疏風止痛とは

概要

疏風止痛(そふうしつう)とは、 風邪(ふうじゃ)を疏散して経絡の気血の流れを回復させ、疼痛を軽減する治法である。 外風は「百病の長」とされ、侵入が速く、変化が多く、遊走性の疼痛を引き起こす。 風邪が皮膚・筋肉・経絡に侵入すると、気血の流れが阻滞して頭痛・項背痛・関節痛・肢体痛などが生じる。 疏風止痛法は、これらの症状に対して風を祛して通絡し、痛みを和らげることを目的とする。

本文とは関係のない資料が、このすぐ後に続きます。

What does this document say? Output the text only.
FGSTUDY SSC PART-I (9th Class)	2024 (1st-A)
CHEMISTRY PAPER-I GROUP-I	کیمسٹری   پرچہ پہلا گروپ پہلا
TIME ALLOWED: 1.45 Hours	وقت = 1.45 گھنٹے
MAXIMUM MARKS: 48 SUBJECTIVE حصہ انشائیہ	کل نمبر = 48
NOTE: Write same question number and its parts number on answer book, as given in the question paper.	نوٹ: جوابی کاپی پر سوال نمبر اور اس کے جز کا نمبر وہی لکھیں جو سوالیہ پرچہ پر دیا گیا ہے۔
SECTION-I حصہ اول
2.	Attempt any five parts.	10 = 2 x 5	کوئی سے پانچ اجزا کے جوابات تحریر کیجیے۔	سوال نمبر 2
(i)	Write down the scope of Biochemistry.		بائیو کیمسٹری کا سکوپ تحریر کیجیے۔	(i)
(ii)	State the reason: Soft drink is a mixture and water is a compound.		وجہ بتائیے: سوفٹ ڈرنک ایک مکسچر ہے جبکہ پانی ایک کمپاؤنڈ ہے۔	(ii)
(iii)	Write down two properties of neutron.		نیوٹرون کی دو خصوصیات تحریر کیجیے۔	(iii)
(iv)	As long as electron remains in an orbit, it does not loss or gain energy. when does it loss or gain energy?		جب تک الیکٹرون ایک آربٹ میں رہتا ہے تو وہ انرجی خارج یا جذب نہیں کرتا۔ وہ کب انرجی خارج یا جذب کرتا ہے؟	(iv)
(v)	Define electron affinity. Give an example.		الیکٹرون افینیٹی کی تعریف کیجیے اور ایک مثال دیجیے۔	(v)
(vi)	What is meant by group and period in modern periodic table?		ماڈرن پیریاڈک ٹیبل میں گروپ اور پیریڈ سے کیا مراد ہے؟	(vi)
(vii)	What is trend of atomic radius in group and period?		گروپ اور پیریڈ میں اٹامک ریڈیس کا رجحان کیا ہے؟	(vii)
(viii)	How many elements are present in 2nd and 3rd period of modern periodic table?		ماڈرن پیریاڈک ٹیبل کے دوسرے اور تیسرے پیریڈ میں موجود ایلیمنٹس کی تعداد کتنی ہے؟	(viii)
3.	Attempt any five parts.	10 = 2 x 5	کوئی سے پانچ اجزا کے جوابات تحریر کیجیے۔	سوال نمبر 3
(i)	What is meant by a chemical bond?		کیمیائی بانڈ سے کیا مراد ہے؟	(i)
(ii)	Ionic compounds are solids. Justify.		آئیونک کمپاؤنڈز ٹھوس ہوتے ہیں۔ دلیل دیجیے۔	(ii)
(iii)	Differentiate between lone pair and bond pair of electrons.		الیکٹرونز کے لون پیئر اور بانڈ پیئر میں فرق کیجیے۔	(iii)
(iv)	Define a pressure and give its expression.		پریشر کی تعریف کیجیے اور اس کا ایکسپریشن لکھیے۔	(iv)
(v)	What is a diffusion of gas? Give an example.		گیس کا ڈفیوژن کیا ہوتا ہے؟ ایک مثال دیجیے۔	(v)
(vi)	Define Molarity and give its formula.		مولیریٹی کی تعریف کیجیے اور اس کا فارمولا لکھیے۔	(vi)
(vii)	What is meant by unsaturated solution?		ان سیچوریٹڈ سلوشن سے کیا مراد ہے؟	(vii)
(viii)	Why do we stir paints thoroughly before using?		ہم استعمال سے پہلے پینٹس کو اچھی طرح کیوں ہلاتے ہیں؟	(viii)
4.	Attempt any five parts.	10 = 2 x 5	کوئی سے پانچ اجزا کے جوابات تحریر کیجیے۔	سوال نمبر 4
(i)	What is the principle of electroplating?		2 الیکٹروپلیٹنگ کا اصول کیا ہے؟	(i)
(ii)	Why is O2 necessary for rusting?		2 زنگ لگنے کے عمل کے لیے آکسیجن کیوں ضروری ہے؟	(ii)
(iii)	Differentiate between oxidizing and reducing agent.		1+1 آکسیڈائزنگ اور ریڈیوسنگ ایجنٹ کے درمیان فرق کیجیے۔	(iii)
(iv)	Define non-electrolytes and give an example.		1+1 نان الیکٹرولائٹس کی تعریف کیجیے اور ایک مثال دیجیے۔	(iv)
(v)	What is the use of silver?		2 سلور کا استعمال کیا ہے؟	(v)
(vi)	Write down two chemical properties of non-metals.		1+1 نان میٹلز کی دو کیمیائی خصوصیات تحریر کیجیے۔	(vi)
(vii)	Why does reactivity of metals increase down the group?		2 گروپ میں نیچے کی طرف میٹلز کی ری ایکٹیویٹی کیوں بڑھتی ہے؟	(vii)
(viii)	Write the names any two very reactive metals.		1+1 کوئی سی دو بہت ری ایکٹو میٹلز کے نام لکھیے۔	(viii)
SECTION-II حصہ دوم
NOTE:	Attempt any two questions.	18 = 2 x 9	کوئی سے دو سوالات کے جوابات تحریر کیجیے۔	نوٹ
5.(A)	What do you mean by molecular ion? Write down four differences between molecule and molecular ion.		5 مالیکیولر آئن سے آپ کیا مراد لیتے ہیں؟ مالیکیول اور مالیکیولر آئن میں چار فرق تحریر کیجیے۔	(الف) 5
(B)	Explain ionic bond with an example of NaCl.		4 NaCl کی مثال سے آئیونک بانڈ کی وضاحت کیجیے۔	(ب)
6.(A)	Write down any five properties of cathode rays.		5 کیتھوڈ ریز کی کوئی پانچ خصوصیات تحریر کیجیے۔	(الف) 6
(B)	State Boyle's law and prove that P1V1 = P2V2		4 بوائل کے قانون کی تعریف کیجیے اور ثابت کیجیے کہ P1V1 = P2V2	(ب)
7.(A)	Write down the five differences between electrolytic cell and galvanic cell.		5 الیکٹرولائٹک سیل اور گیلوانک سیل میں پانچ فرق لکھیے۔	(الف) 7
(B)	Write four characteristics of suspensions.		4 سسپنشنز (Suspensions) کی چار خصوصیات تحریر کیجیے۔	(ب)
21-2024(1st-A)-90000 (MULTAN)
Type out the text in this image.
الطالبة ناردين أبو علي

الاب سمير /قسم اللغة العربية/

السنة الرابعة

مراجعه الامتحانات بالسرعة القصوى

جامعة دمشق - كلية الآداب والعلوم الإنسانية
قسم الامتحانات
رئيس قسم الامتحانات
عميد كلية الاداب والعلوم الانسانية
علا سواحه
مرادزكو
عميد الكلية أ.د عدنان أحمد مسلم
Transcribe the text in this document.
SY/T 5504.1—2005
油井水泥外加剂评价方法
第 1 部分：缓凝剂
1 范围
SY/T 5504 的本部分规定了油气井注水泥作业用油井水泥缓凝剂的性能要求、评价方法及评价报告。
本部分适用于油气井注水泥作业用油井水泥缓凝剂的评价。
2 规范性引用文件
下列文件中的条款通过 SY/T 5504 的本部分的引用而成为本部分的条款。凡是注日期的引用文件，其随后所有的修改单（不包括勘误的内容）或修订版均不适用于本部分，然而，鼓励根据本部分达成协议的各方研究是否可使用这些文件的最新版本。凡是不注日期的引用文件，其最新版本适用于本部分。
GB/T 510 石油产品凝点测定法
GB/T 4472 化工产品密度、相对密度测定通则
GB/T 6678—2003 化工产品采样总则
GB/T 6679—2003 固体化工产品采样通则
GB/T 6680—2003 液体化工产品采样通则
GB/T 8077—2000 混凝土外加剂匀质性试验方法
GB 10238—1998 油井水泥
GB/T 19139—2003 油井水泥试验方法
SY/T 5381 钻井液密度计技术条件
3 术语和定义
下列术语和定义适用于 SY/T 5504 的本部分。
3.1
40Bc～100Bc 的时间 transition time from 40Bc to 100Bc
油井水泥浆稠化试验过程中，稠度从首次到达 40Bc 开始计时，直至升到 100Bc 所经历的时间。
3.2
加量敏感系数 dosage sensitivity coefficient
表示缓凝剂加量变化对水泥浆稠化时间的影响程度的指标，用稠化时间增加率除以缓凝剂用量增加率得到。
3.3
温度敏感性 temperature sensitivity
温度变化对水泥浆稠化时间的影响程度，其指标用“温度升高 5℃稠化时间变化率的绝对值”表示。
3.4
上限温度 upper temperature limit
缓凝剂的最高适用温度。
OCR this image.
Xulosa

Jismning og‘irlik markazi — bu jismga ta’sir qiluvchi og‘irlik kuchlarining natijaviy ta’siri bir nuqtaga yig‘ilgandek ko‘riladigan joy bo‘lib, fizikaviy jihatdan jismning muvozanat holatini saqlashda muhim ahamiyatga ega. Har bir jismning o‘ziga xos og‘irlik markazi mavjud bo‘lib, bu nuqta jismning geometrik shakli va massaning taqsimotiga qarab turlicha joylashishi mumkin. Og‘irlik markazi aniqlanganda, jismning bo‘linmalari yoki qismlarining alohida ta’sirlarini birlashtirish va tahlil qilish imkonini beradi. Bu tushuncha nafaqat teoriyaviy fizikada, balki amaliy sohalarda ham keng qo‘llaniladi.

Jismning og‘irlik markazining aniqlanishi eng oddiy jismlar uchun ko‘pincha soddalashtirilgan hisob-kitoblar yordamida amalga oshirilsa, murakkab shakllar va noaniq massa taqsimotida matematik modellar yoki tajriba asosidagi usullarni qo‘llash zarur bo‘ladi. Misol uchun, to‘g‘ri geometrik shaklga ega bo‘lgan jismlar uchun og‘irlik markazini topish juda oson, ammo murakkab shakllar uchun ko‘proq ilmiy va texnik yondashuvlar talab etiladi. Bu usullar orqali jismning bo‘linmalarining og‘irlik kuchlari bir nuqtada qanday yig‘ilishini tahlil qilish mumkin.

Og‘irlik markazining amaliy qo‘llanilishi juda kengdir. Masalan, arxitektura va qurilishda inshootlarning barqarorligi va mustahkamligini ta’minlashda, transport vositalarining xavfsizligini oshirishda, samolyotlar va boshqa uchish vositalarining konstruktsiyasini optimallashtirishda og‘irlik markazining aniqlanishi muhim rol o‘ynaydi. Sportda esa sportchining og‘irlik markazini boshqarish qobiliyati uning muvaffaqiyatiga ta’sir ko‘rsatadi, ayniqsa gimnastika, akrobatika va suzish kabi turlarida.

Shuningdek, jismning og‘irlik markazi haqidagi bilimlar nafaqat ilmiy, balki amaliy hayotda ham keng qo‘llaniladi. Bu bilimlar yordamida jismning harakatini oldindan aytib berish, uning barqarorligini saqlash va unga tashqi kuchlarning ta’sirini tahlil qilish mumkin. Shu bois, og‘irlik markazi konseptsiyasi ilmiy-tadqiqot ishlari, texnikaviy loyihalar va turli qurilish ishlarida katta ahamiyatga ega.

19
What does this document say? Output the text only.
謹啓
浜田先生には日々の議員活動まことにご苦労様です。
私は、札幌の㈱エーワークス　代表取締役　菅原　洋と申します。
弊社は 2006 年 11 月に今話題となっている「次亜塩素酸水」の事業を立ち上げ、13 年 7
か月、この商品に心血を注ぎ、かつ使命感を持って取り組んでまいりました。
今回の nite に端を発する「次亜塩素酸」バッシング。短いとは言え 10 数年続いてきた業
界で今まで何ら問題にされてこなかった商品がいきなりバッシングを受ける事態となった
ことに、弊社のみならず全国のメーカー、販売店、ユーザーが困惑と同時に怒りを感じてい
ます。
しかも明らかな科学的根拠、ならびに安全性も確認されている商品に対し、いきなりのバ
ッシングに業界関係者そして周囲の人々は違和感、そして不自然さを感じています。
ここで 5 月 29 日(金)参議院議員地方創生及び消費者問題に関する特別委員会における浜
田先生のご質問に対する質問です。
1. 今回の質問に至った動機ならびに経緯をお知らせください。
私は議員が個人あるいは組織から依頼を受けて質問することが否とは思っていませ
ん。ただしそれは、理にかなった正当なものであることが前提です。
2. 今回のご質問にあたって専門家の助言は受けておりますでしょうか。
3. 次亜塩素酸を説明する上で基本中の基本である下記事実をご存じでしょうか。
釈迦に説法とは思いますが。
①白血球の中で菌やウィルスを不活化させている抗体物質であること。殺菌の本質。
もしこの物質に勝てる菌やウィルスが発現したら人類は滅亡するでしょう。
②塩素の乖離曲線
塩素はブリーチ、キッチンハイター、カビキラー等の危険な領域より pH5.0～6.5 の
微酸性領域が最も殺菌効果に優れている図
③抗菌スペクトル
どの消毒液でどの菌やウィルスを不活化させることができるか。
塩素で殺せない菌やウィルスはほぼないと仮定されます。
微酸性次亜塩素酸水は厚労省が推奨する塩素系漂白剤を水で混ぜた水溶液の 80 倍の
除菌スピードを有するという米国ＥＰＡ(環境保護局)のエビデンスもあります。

主に外感の風邪による急性の疼痛や、遊走性・発作性の痛みに適応する。



主な作用

  • 疏風外風を除去し、経絡を通して疼痛を軽減する。
  • 通絡風邪による気血の阻滞を除き、経脈の流通を促す。
  • 止痛頭痛・関節痛・肢体痛などの疼痛を緩和する。
  • 解表表分の風邪を散らして発病初期の症状を除く。

特に「痛みが移動する」「風に当たると悪化する」「上半身の疼痛が中心」などの特徴をもつ痛みに用いられる。



主な適応症状

  • 頭痛・項背痛・肩こり
  • 関節痛・肢体痛(遊走性)
  • 風寒・風湿による痺証(しびしょう)
  • 顔面神経痛・偏頭痛
  • 風邪による悪寒・発熱・身体の重だるさ
  • 舌苔薄白、脈浮または弦

これらは主に、風邪が経絡を阻滞して気血が巡らず、疼痛が生じるために起こる。



主な病機と治法方向

  • 外風侵襲 → 経絡不通 → 疼痛発生。
  • 風寒阻滞:疏風散寒・通絡止痛(例:川芎茶調散)。
  • 風湿痺阻:疏風除湿・通絡止痛(例:羌活勝湿湯)。
  • 風熱上攻:疏風清熱・止痛(例:荊芥連翹湯・銀翹散)。

風が主体の痛みでは疏風薬(防風・荊芥・川芎など)を中心に構成し、 寒・湿・熱の邪が加わる場合はそれぞれに応じた薬味を加減する。



代表的な方剤

  • 川芎茶調散(せんきゅうちゃちょうさん):疏風止痛・解表。外感頭痛の代表方。
  • 羌活勝湿湯(きょうかつしょうしつとう):祛風除湿・通絡止痛。肩背・関節痛に。
  • 九味羌活湯(くみきょうかつとう):疏風解表・除湿止痛。風寒湿邪による身体痛に。
  • 蒼耳散(そうじさん):祛風通竅・止痛。鼻づまり・頭痛などの風邪上攻に。
  • 荊芥連翹湯(けいがいれんぎょうとう):疏風清熱・解毒止痛。風熱頭痛や咽喉痛に。


臨床応用のポイント

  • 遊走性・変動性の疼痛は「風」を主とする。疏風薬を主体とする。
  • 冷えを伴えば温散薬(桂枝・細辛など)を、湿を伴えば燥湿薬(蒼朮・防已など)を併用する。
  • 慢性痛や虚弱体質では、疏風止痛とともに補気・養血薬を加えて気血を充実させる。
  • 外感の急性疼痛では、早期に風邪を去ることで痛みの慢性化を防ぐ。
  • 上半身(頭・頸・肩など)の痛みには、川芎・白芷・荊芥などを多用する。


まとめ

疏風止痛法は、外風によって経絡が阻滞して起こる疼痛を除く治法であり、 主として遊走性・発作性・風により悪化する痛みに用いられる。 代表方剤には川芎茶調散・羌活勝湿湯・九味羌活湯などがあり、 風寒・風湿・風熱による頭痛・関節痛・肩背痛などに応用される。 疏風によって通絡し、止痛することが本法の中心的意義である。